Le résultat est une deux portes à deux places affichant une carrosserie originale qui s’élance vers l’arrière en forme de bateau – d’où le nom. L’intérieur de la Sweptail est tout aussi impressionnant, avec un habitacle lumineux offrant du rangement pour des mallettes, un seau à champagne et un panneau arrière en bois orné. Et l’enthousiasme de M. Innes, presque incrédule devant l’ambition du projet, est tangible : « On me demande souvent ce qui est le plus remarquable du Sweptail, et je réponds “le simple fait d’exister!” C’était un concours de circonstances unique. »  

Même sans aller jusqu’à ce que Torsten Müller-Ötvös, pdg de Rolls-Royce, considère comme « la voiture la plus coûteuse jamais construite », tous les clients obtiennent un excellent service avec designers, artisans et ingénieurs sous un même toit. « La relation personnelle avec nos clients s’étend à tous ceux et celles qui travaillent à leur voiture, explique M. Innes. Nous pouvons aller à l’atelier de menuiserie et discuter d’une solution en particulier avec les ouvriers là-bas. Tout se trouve sur un seul site et nous pouvons échanger directement, ce qui est évident dans la qualité de nos réalisations. » 
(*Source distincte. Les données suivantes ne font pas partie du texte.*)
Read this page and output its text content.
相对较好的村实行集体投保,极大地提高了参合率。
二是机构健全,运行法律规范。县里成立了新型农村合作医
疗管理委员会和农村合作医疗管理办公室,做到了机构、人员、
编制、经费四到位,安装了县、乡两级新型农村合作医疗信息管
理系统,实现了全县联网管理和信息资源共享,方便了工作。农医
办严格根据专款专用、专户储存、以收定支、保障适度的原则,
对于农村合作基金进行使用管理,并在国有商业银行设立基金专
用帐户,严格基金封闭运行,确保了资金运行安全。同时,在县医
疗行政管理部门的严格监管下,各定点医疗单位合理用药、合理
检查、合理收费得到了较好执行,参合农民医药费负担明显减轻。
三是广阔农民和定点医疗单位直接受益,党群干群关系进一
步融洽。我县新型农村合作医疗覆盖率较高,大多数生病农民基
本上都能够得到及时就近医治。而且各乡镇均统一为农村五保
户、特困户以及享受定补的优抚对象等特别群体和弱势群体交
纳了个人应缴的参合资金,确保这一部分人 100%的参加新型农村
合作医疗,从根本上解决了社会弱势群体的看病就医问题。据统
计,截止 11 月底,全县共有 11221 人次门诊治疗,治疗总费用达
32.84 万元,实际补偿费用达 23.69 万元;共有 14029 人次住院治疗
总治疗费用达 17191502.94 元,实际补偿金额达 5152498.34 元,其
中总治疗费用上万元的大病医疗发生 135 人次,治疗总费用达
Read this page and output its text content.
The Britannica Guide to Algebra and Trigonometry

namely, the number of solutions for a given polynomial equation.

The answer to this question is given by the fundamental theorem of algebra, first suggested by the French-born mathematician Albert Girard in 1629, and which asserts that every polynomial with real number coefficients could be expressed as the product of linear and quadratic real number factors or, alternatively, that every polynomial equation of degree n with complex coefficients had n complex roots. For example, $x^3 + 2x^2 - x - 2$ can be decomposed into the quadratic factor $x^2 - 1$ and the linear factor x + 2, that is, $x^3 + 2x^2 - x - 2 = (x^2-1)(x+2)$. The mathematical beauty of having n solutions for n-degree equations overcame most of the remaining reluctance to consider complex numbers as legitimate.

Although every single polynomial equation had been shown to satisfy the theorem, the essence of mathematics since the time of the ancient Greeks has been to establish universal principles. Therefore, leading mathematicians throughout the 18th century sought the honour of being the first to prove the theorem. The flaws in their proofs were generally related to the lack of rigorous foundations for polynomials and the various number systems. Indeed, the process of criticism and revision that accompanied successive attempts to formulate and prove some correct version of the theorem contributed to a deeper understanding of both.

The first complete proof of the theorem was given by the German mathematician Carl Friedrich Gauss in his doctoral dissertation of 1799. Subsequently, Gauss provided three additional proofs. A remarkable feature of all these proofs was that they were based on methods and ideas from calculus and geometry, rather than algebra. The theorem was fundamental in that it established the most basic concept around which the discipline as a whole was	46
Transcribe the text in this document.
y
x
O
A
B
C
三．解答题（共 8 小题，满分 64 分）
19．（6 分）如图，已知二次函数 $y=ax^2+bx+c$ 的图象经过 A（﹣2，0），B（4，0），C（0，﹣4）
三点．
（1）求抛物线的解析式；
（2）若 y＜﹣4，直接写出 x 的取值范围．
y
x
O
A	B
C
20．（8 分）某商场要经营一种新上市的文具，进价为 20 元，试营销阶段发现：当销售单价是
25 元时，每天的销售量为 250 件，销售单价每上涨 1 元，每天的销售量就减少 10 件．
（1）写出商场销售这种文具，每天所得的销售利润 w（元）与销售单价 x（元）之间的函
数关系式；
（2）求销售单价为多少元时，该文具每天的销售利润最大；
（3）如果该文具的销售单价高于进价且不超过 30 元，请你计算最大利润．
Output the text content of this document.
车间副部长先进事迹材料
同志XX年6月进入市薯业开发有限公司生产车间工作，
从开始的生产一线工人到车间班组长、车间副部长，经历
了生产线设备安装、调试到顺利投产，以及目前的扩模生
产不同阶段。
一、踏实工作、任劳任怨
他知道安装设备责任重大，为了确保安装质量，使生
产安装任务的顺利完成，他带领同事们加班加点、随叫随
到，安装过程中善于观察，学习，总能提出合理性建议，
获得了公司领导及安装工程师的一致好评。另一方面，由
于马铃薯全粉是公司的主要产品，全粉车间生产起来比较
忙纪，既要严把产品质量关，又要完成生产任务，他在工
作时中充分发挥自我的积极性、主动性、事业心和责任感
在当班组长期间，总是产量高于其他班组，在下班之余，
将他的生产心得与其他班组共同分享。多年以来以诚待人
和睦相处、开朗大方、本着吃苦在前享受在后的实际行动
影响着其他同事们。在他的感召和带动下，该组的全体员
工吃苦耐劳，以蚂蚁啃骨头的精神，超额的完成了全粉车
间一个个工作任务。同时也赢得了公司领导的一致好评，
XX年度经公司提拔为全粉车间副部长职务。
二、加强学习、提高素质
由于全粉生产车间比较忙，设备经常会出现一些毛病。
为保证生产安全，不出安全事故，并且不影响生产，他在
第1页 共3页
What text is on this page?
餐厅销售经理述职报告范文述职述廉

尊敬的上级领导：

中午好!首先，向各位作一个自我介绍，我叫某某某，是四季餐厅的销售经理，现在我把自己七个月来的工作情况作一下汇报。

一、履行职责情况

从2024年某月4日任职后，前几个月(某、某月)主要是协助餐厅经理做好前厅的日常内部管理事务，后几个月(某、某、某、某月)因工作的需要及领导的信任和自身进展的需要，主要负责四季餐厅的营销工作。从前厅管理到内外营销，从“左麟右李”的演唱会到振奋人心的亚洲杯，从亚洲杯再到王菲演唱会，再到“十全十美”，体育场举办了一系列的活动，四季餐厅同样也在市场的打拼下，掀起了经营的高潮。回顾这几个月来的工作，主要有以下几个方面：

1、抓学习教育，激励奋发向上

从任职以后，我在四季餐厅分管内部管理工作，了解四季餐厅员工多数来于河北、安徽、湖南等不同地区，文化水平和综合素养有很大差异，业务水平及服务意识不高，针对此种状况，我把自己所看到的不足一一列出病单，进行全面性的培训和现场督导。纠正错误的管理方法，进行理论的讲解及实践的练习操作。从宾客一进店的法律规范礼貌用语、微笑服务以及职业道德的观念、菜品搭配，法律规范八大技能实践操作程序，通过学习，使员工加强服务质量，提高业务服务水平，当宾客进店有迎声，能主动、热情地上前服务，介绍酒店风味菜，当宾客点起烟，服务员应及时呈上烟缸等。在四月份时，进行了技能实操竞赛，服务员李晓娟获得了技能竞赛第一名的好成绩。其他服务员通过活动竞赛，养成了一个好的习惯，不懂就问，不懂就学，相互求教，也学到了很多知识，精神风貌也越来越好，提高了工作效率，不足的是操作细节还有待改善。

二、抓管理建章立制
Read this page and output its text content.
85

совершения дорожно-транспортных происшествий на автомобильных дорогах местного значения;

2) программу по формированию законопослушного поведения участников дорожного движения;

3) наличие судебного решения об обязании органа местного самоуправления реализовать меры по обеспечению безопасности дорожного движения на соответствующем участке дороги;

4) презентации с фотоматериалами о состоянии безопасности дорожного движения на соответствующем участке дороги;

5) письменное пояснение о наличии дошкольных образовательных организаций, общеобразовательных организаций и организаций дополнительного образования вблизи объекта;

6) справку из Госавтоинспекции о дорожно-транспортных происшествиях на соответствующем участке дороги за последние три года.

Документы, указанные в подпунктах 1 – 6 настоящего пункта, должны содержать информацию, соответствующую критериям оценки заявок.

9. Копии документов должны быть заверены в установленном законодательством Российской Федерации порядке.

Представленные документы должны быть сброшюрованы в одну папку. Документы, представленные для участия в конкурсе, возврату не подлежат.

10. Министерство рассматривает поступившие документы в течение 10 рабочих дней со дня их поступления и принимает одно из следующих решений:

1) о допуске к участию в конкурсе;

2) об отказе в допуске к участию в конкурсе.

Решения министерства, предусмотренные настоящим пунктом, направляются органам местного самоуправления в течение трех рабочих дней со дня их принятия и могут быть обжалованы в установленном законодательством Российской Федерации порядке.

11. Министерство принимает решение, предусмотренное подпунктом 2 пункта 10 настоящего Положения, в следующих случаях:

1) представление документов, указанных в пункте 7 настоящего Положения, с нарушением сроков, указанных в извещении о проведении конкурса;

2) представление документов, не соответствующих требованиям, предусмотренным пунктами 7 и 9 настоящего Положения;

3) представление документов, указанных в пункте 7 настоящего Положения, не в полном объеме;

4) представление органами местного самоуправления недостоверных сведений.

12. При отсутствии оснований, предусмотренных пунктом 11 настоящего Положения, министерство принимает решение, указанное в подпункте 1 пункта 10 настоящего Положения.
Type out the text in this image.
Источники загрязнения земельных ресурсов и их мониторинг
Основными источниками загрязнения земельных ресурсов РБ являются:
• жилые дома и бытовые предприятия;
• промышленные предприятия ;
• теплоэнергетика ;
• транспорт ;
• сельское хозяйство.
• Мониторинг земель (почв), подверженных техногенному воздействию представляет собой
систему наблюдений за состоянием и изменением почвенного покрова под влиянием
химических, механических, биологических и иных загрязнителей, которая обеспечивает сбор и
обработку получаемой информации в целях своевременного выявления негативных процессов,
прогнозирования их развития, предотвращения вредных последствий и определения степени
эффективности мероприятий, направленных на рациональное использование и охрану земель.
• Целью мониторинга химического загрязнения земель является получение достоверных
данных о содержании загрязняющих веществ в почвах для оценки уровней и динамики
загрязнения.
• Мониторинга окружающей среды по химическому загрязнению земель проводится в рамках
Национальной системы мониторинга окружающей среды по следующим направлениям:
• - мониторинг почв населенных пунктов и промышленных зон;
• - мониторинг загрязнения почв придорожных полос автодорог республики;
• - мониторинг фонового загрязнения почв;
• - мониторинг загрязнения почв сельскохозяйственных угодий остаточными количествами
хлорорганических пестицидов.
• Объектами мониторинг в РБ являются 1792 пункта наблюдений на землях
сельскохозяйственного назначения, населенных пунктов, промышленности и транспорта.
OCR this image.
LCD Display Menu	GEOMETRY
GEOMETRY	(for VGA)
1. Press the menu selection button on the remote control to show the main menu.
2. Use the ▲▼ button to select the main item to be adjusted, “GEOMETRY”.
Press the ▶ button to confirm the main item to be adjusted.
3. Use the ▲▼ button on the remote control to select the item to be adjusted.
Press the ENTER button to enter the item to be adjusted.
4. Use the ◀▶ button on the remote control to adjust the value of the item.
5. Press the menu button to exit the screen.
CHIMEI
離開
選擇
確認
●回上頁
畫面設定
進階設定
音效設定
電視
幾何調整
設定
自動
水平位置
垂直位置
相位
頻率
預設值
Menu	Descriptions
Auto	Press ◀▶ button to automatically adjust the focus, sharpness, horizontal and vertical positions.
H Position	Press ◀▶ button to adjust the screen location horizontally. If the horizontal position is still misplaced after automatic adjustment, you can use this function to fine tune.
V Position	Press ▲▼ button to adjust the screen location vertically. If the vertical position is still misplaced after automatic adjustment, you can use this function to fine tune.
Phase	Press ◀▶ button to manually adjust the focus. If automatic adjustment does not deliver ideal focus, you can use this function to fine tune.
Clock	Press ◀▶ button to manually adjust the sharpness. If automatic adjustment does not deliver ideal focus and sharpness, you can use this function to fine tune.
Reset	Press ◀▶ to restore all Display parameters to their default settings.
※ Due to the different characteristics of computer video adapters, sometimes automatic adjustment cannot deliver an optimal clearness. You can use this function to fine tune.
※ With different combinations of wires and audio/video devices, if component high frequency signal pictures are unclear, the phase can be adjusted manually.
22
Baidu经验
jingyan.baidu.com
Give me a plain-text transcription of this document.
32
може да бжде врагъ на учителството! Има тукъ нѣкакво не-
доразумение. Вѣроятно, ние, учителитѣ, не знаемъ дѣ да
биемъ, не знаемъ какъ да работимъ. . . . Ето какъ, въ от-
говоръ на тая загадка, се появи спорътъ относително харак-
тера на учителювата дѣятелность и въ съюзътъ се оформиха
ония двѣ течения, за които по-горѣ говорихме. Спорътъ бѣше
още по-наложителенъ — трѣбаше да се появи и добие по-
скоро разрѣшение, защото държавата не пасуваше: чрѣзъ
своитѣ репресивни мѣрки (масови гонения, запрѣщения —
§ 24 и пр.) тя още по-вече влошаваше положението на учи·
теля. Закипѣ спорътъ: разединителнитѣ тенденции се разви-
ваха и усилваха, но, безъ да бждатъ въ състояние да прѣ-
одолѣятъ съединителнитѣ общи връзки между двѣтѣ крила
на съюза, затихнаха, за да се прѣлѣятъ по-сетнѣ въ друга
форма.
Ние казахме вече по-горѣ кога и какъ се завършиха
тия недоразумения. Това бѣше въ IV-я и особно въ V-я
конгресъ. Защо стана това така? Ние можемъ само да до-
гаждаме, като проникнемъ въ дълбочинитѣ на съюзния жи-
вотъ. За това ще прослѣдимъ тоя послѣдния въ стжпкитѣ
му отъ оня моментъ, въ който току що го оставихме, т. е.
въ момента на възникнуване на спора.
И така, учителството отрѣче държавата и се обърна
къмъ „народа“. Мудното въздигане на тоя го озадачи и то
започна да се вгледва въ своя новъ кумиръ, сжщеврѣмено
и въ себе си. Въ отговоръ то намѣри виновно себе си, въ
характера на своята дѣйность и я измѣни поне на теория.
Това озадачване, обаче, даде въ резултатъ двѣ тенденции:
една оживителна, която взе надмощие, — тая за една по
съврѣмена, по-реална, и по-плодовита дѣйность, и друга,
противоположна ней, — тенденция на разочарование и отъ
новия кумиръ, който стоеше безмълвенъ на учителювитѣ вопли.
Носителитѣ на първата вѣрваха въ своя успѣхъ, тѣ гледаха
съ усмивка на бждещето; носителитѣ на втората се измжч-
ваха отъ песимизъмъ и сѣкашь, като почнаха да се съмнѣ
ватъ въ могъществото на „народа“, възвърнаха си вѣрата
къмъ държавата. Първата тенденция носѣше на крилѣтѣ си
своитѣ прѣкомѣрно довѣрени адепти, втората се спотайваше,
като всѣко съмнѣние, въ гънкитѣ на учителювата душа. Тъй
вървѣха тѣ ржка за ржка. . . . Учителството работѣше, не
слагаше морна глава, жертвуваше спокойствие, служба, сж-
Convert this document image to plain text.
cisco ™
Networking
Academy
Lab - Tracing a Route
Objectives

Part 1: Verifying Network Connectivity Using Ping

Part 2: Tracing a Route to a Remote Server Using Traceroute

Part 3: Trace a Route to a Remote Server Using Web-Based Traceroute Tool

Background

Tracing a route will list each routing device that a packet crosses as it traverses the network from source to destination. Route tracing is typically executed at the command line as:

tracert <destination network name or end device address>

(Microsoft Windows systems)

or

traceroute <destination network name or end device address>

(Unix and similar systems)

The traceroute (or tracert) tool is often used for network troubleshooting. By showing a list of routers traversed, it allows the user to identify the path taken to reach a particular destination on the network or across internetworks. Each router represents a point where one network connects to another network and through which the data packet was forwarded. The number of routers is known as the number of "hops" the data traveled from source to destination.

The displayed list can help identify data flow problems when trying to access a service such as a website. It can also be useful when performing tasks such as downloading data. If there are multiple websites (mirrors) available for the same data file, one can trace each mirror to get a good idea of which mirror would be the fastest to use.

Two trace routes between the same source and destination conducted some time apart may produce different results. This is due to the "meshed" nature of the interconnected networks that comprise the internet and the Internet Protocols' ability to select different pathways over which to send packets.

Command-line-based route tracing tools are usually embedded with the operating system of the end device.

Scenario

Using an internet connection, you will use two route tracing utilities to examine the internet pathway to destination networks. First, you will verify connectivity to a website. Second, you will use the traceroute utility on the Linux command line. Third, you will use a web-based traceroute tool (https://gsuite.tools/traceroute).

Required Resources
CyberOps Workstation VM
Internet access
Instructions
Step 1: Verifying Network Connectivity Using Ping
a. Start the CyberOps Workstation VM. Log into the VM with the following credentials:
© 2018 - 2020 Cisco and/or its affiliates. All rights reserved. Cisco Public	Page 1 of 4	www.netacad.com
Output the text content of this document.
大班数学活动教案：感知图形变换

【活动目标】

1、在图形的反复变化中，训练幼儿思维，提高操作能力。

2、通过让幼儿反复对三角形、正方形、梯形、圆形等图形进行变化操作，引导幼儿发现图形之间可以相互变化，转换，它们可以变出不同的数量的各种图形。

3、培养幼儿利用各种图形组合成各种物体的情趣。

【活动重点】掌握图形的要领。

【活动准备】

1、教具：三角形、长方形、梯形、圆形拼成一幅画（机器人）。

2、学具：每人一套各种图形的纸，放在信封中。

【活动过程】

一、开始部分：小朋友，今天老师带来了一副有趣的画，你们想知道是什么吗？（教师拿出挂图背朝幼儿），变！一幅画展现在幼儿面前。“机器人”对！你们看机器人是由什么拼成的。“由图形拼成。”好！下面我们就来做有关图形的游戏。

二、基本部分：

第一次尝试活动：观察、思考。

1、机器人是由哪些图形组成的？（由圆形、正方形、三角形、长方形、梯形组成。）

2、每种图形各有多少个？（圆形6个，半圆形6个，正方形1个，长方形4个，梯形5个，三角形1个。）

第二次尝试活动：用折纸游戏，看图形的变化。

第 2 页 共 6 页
L’atelier de menuiserie est doté d’une chambre à humidité contrôlée qui maintient ses divers placages à 25 °C (77 °F) afin de les rendre suffisamment malléables pour être façonnés. Seuls les placages ayant le plus de cachet sont sélectionnés – « 40 % sont rejetés parce qu’ils ne sont pas assez intéressants », admet l’artisan du sur mesure John McWilliam – et les tranches de 0,5 mm (0,02 po) d’épaisseur peuvent être poncées plus fin pour qu’on installe de l’éclairage derrière, qui luit à travers. Mais malgré l’aspect artistique évident, M. McWilliam, diplômé en génie mécanique, tient tout autant à souligner les prouesses fonctionnelles de ces matériaux. « C’est un produit d’ingénierie, pas simplement un morceau de bois, souligne-t-il. Le coussin gonflable [derrière] doit tout de même performer. » 

Rolls Royce leather

Ailleurs dans l’usine, Brian Staite, directeur général de l’atelier de cuir, choisit des peaux. En tout, 473 pièces distinctes sont coupées pour le Phantom à empattement allongé, et seules certaines sections sont jugées appropriées. « Pour un accoudoir, nous utilisons le cuir souple du ventre,dit-il, mais pour le siège, il faut du cuir plus robuste, de la région de l’épine dorsale. » Les défauts sont marqués et évités, avec un degré de précision incroyable. Pour illustrer ce point, M. Staite montre un morceau de cuir sans problèmes superficiels évidents. Le retournant, il révèle une légère bosse sur le dessous, ce qui pourrait rendre la surface moins lisse une fois étirée sur un élément rigide; la pièce est donc rejetée. Cela dit, Rolls-Royce n’accumule pas les déchets : les chutes de cuir sont envoyées aux industries de la mode et de la chaussure et les placages inutilisés sont donnés à un organisme de bienfaisance local pour la production de meubles et d’autres produits de collecte de fonds. 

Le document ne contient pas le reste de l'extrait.